ACFO five-point plan to help fleets comply with GDPR
The new legislation takes effect from 25 May and, according to TomTom Telematics, will be the “most important change in data privacy regulation in 20 years”. However, speaking at last week’s ACFO March webinar, Beverley Wise, sales director UK and Ireland at TomTom Telematics, also said that GDPR was “an evolution, not a revolution” by bringing information protection into the digital age with processes that were “open and transparent”.
During the webinar, the second in the association’s new series of webinars that replace its previous regional meetings, Wise said there was no problem with collecting data that was for a “legitimate business interest” – for example, the capture and processing of mileage for travel management and business expense claims, fuel data capture and the use of driver behaviour data from in-vehicle telematics.

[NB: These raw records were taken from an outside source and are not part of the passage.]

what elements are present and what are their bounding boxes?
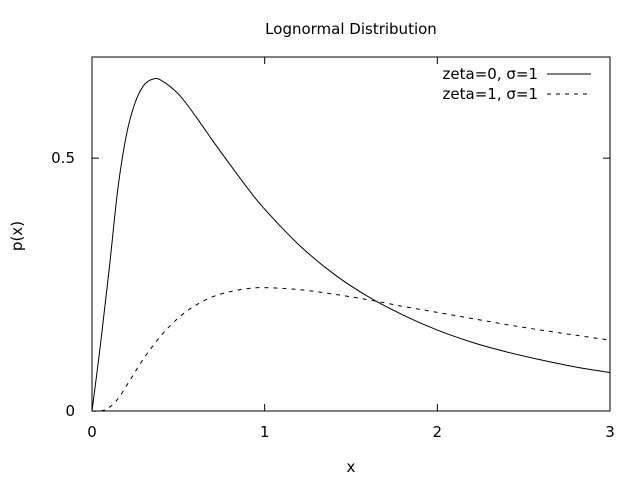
- x-tick-label: 3: [605, 423, 615, 441]
- legend: zeta=0, σ=1 zeta=1, σ=1: [443, 65, 591, 103]
- x-tick-label: 1: [260, 423, 270, 441]
- y-tick-label: 0.5: [51, 149, 75, 167]
- x-axis-label: x: [347, 458, 356, 476]
- legend-label: zeta=1, σ=1: [443, 85, 538, 103]
- axis-ticks: 0 1 2 3 0 0.5: [51, 57, 615, 441]
- series-line-2: [91, 287, 611, 412]
- chart-title: Lognormal Distribution: [265, 20, 437, 38]
- series-layer: [91, 78, 611, 412]
- x-tick-label: 2: [433, 423, 443, 441]
- plot-frame: [91, 56, 611, 412]
- y-axis-label: p(x): [8, 221, 26, 251]
- y-tick-label: 0: [65, 402, 75, 420]
- x-tick-label: 0: [87, 423, 97, 441]
- legend-label: zeta=0, σ=1: [443, 65, 538, 83]
- series-line-1: [91, 78, 611, 412]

But fleets need to make sure drivers are fully informed and advised about what data is captured, how and where it is being used and by whom.
ACFO chairman John Pryor explained: “In the build-up to GDPR introduction it is a good time to review policy and ensure drivers are fully aware and also remind them of their obligations. The easy tick box is perhaps a thing of the past.”
ACFO’s five-point action plan for members is:
Know what personal data is held including: Drivers’ name, home address, contact telephone numbers, driving licence details, National Insurance number, payment, bank and family details.
Who has access to the data? GDPR is not “just fleet”. Many employers have working parties established to confirm what data they have and how it is used, but if that is not the case then check who can access the data that is held for fleet purposes.
What data is passed to suppliers/contracts by fleet professionals? Partner companies must be asked and confirm what processes they have in place for managing data and be able to show secure data treatment. Most suppliers will be well advanced, but if ‘no answer’ is obtained action must be taken. Contracts should state what data fleets will supply and the frequency and the purpose for which it will be used by suppliers.
What to tell drivers and make sure they understand where the data is, where it is being used and what is happening with it. For example, it is difficult to order/deliver a car if the supplier is not provided with name and address details.
Deleting data loaded on to vehicle systems. Satellite navigation systems and mobile phones contain a wealth of data. It is vital to remind drivers to ‘delete’ the data or reset to ‘factory settings’ ahead of defleeting a company car or the return of a hire vehicle.
Personal data must be kept protected from unauthorised and unlawful access, use and loss under GDPR. In response to a webinar question on obtaining drivers’ permission, Beverley Wise said: “Permission from employees is not required, but if it was refused then it is a bigger company policy issue. GDPR is about collecting data for a legitimate business interest and controlling that data.”
Data recorded by in-vehicle telematics is perhaps the area of most concern for many fleet professionals as it captures information related to individual driver behaviour and technology. John Pryor continued: “If vehicles have telematics fitted, fleet managers should be clear on what the information is used for and who receives it. This will be more sensitive if a driver says they do not want it used. In this case the company needs to be clear and managers should get internal guidance on the position.”
The webinar is available as a download from the ‘members’ area’ of the ACFO website – www.acfo.org – along with a toolkit containing relevant guides and resources.